Substantive Brexit talks between the UK and the rest of the EU are unlikely to start much before the end of 2017, a former European Council president says. Speaking to the BBC, Herman Van Rompuy said negotiations were unlikely until a new German government was formed after next September's election. The talks will be tough but hopefully of mutual benefit, he said, adding the UK had to make the "first move". He described the UK's decision to leave the EU as a "political amputation". Meanwhile, leaders of every EU country, apart from the UK, are gathering in the Slovakian capital Bratislava to discuss the future of the bloc. Mr Van Rompuy described the senior figures appointed to negotiate for the EU, who include Belgian ex-Prime Minister Guy Verhofstadt and French finance expert Michel Barnier, as "very very tough" but also "very pragmatic". He denied leaders wanted to "punish" the UK for leaving, but said there was a desire not to encourage other countries to follow suit. "Any negotiation will be a difficult negotiation, independent of the personalities. Of course we want an agreement which represents some kind of mutual benefit. There are huge economic interests, but there are also red lines. It is very well known that freedom of movement [of EU nationals] is a red line," he said.
Theresa May could begin Brexit process by February, says Tusk.
UK Prime Minister Theresa May is likely to trigger the formal process of leaving the European Union early next year, according to a top EU official. European Council President Donald Tusk said Mrs May had told him the UK could be ready to begin talks by February. The BBC's Tom Bateman says this is the clearest sign yet of when the two-year withdrawal process may start. Mrs May's office said it would not be launched this year, but did not confirm Mr Tusk's account. Formal negotiations over the withdrawal cannot begin until the UK triggers Article 50 of the Lisbon Treaty, the formal mechanism for leaving the union. The timing of the process has so-far been clouded by uncertainty, with no clear signal from Mrs May's government on when it would begin. There is also confusion over the nature of the UK's future relationship with the bloc, especially whether it intends to remain a member of the single market.
US bankers: 'Brexit impact global'.
US bankers have written to Treasury Secretary Jacob Lew asking him to push for transparent Brexit negotiations in the interests of market stability. They said Brexit "consequences are likely to be significant". Highlighting Britain's role in the global financial system, they warn Brexit could affect jobs in the financial industry and beyond. In a June referendum, the UK voted to leave the EU causing global uncertainty over the fallout of the separation. In their letter, the bankers also said US companies in the UK rely on "passporting rights" between the UK and the remaining EU member states to allow UK-based firms to operate freely across the economic bloc. They added that millions of people in the US are employed by UK and EU companies and called for a "smooth" transition period to give firms time to get used to changes in trade and investment.

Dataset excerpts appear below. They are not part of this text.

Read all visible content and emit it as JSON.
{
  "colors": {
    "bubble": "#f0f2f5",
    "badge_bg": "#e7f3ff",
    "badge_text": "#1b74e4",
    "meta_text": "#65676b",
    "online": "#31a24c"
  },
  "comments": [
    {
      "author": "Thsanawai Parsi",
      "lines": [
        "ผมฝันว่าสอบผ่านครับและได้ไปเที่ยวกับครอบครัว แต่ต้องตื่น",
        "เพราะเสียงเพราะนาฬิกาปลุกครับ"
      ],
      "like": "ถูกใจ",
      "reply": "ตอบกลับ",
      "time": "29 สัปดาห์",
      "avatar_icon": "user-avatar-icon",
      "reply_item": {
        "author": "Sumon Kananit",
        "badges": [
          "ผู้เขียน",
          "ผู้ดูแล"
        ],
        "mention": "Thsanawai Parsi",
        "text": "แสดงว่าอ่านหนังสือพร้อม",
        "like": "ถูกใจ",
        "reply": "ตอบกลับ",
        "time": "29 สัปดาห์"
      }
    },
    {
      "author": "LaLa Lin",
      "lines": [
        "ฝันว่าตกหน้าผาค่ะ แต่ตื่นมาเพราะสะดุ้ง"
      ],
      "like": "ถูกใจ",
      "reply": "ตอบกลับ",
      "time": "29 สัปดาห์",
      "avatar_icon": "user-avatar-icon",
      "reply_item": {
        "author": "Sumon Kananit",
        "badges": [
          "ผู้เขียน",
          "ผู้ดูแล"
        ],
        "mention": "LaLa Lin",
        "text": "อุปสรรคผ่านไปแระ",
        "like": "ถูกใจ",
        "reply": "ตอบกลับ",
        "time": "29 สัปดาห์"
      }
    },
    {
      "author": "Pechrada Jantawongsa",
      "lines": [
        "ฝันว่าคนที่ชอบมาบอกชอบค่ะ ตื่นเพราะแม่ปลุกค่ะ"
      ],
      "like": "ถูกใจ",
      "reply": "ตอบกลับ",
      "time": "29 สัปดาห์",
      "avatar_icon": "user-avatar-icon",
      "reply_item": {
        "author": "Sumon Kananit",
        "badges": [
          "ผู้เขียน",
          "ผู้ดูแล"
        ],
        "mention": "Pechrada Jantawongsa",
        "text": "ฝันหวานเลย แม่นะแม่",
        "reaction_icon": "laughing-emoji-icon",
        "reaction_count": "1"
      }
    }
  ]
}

All details above from BBC News website.
[Of course the BIG unintended Brexit news here – not counting the rather strangely coy Government response to the Nissan decision to stay in Britain – is the price of tea going up, up, up because of the fall of sterling in recent months. I could feel the tension on the streets as people had to make the decision of cutting back or taking the financial hit in other ways. If the price goes up much further – and who knows what the pound will do post-Article 50? – there could be blood on the streets and the pillaging of tea shops. It could get really nasty out there!]